RARA-AVIS: Thrills

From: Chris Routledge ( srcrout@ntlworld.com)
Date: 02 Mar 2001


>Sometimes the thrill comes from expecting the unexpected, which is why
>Disneyworld's Space Mountain, which would be a kinda rinky dink
>rollercoaster if it were outside, is so thrilling, because it is in the
>dark and you can't see the drops and turns ahead. You expect them, but
>don't know exactly when they will come. So the rider is reassured that
>it meets all the expectations, but pleasantly surprised by the way the
>expected thrills actually play themselves out, just like the best genre

This is an excellent summary of why many of us read hb crime fiction, but is it any different from real life? Presumably the escapism part is in knowing that when the bad things happen nobody gets hurt. I think this is where the Flitcraft parable comes in. It's significant that Flitcraft didn't go off and become a test pilot or a bomb disposal expert.

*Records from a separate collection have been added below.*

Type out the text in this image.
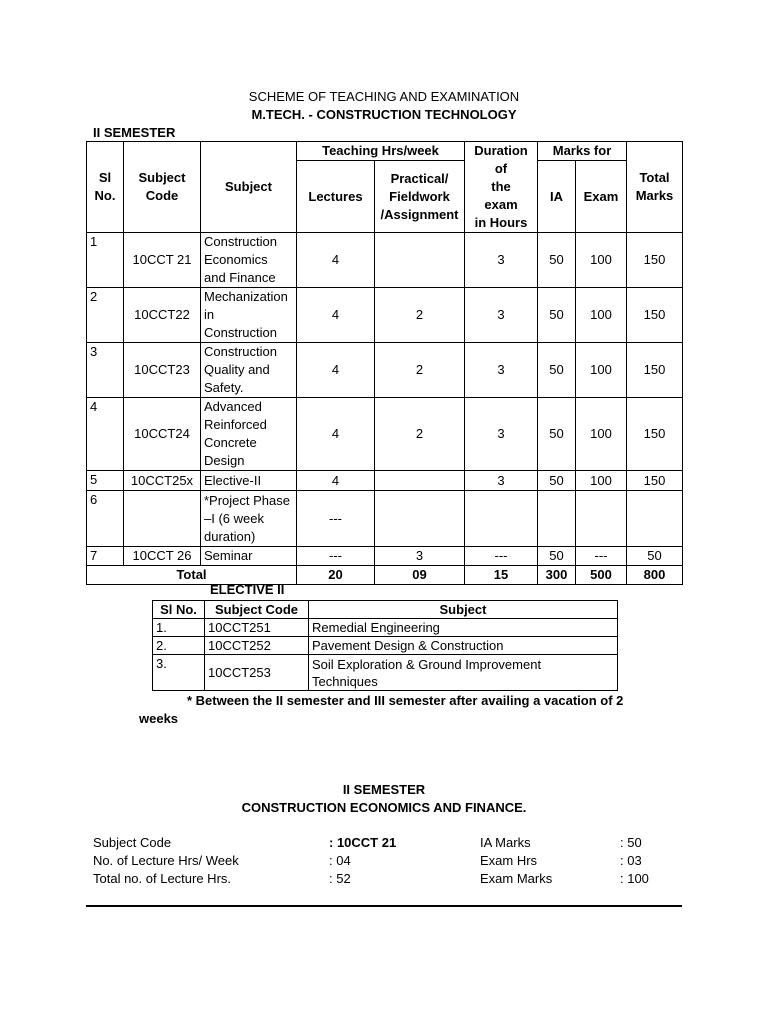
SCHEME OF TEACHING AND EXAMINATION
M.TECH. - CONSTRUCTION TECHNOLOGY
II SEMESTER
Sl
No.	Subject
Code	Subject	Teaching Hrs/week		Duration
of
the
exam
in Hours	Marks for		Total
Marks
			Lectures	Practical/
Fieldwork
/Assignment		IA	Exam	
1	10CCT 21	Construction
Economics
and Finance	4		3	50	100	150
2	10CCT22	Mechanization
in
Construction	4	2	3	50	100	150
3	10CCT23	Construction
Quality and
Safety.	4	2	3	50	100	150
4	10CCT24	Advanced
Reinforced
Concrete
Design	4	2	3	50	100	150
5	10CCT25x	Elective-II	4		3	50	100	150
6		*Project Phase
–I (6 week
duration)	---					
7	10CCT 26	Seminar	---	3	---	50	---	50
Total			20	09	15	300	500	800
ELECTIVE II
Sl No.	Subject Code	Subject
1.	10CCT251	Remedial Engineering
2.	10CCT252	Pavement Design & Construction
3.	10CCT253	Soil Exploration & Ground Improvement
Techniques
* Between the II semester and III semester after availing a vacation of 2
weeks
II SEMESTER
CONSTRUCTION ECONOMICS AND FINANCE.
Subject Code	: 10CCT 21	IA Marks	: 50
No. of Lecture Hrs/ Week	: 04	Exam Hrs	: 03
Total no. of Lecture Hrs.	: 52	Exam Marks	: 100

Very few people ever take real risks with their lives, and even fewer continue exposing themselves to risk. Hard-boiled detectives are different. They takes all kinds of risks, from the financial risk of doing a low-paid job when they could have something better to the obvious physical ones. In this respect I think the roller-coaster analogy breaks down, since that is more of a virtual risk - the roller-coaster rider, like the video games player actually experiences anxiety (in a safe, controlled environment), while the novel reader enjoys risk vicariously (though that's not to say that readers don't also feel anxious, excited etc.). This reminds me of a stately home I visited years ago (and I can't for the life of me remember the name) where there is a tunnel built in the late 18th century to scare visitors. It has a slight kink in it so that at a certain point you can't see either end and everything does suddenly very dark. Very spooky. For vicarious thrills they read Gothic novels.